1/3. Flatulence- However, eating too much of it can cause some bloating and flatulence. This is because of presence of two sugars- (raffinose, stachyose) that are not easily digestible. Therefore, it is advisable to consume it in right quantities. 

2/3. Allergies- Though it is rare to have allergy from consumption of masoor dal, it is suggested that you do see a doctor when you have any adverse reaction after consuming it as it does have allergens.

3/3. Pregnant and breastfeeding women- It is suggested to seek doctoral advice before consuming masoor flour or dal during or after pregnancy as it can cause flatulence after consumption.

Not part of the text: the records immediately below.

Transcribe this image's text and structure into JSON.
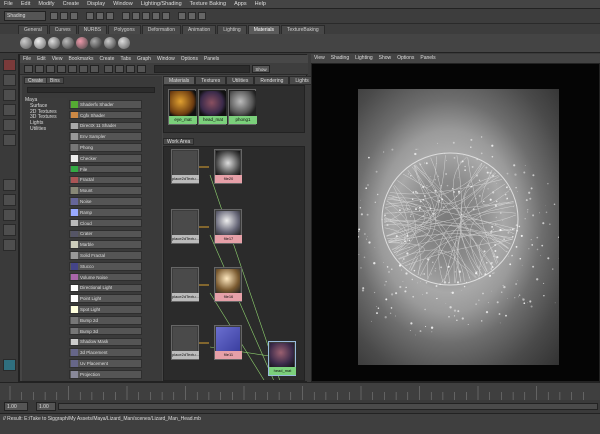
{
  "menubar": [
    "File",
    "Edit",
    "Modify",
    "Create",
    "Display",
    "Window",
    "Lighting/Shading",
    "Texture Baking",
    "Apps",
    "Help"
  ],
  "status": {
    "mode": "Shading"
  },
  "shelf_tabs": [
    "General",
    "Curves",
    "NURBS",
    "Polygons",
    "Deformation",
    "Animation",
    "Lighting",
    "Materials",
    "TextureBaking"
  ],
  "shelf_active": "Materials",
  "hypershade": {
    "menu": [
      "File",
      "Edit",
      "View",
      "Bookmarks",
      "Create",
      "Tabs",
      "Graph",
      "Window",
      "Options",
      "Panels"
    ],
    "show_label": "Show",
    "left_tabs": [
      "Create",
      "Bins"
    ],
    "tree": [
      "Maya",
      "Surface",
      "2D Textures",
      "3D Textures",
      "Lights",
      "Utilities"
    ],
    "nodes": [
      "Shaderfx Shader",
      "Cgfx Shader",
      "DirectX 11 Shader",
      "Env Sampler",
      "Phong",
      "Checker",
      "File",
      "Fractal",
      "Mount",
      "Noise",
      "Ramp",
      "Cloud",
      "Crater",
      "Marble",
      "Solid Fractal",
      "Stucco",
      "Volume Noise",
      "Directional Light",
      "Point Light",
      "Spot Light",
      "Bump 2d",
      "Bump 3d",
      "Shadow Mask",
      "3d Placement",
      "Uv Placement",
      "Projection"
    ],
    "right_tabs": [
      "Materials",
      "Textures",
      "Utilities",
      "Rendering",
      "Lights"
    ],
    "materials": [
      "eye_mat",
      "head_mat",
      "phong1"
    ],
    "work_area_label": "Work Area",
    "graph_nodes": [
      "place2dTextu...",
      "file20",
      "place2dTextu...",
      "file17",
      "place2dTextu...",
      "file16",
      "place2dTextu...",
      "file11",
      "head_mat"
    ]
  },
  "viewport": {
    "menu": [
      "View",
      "Shading",
      "Lighting",
      "Show",
      "Options",
      "Panels"
    ]
  },
  "range": {
    "start": "1.00",
    "current": "1.00"
  },
  "command_line": "// Result: E:/Take to Siggraph/My Assets/Maya/Lizard_Man/scenes/Lizard_Man_Head.mb"
}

How to Mill Masoor Red Lentil?

As mentioned in the beginning, there is a ‘masur saabut’ or whole red lentil which contains the seed coat. This is also called the hull of the lentil. It may or may not be ground for making the flour. The hull is packed with nutrition and it is best to prepare the flour with the hull not removed.

However, if the hull is to be removed, it can be done either by soaking it in water for a few hours or using the dry process wherein the hull is tempered to remove easily. Once removed, the lentil gets split and it is then ground using the power mill into flour. The mill can be calibrated to deliver flour of different particle size.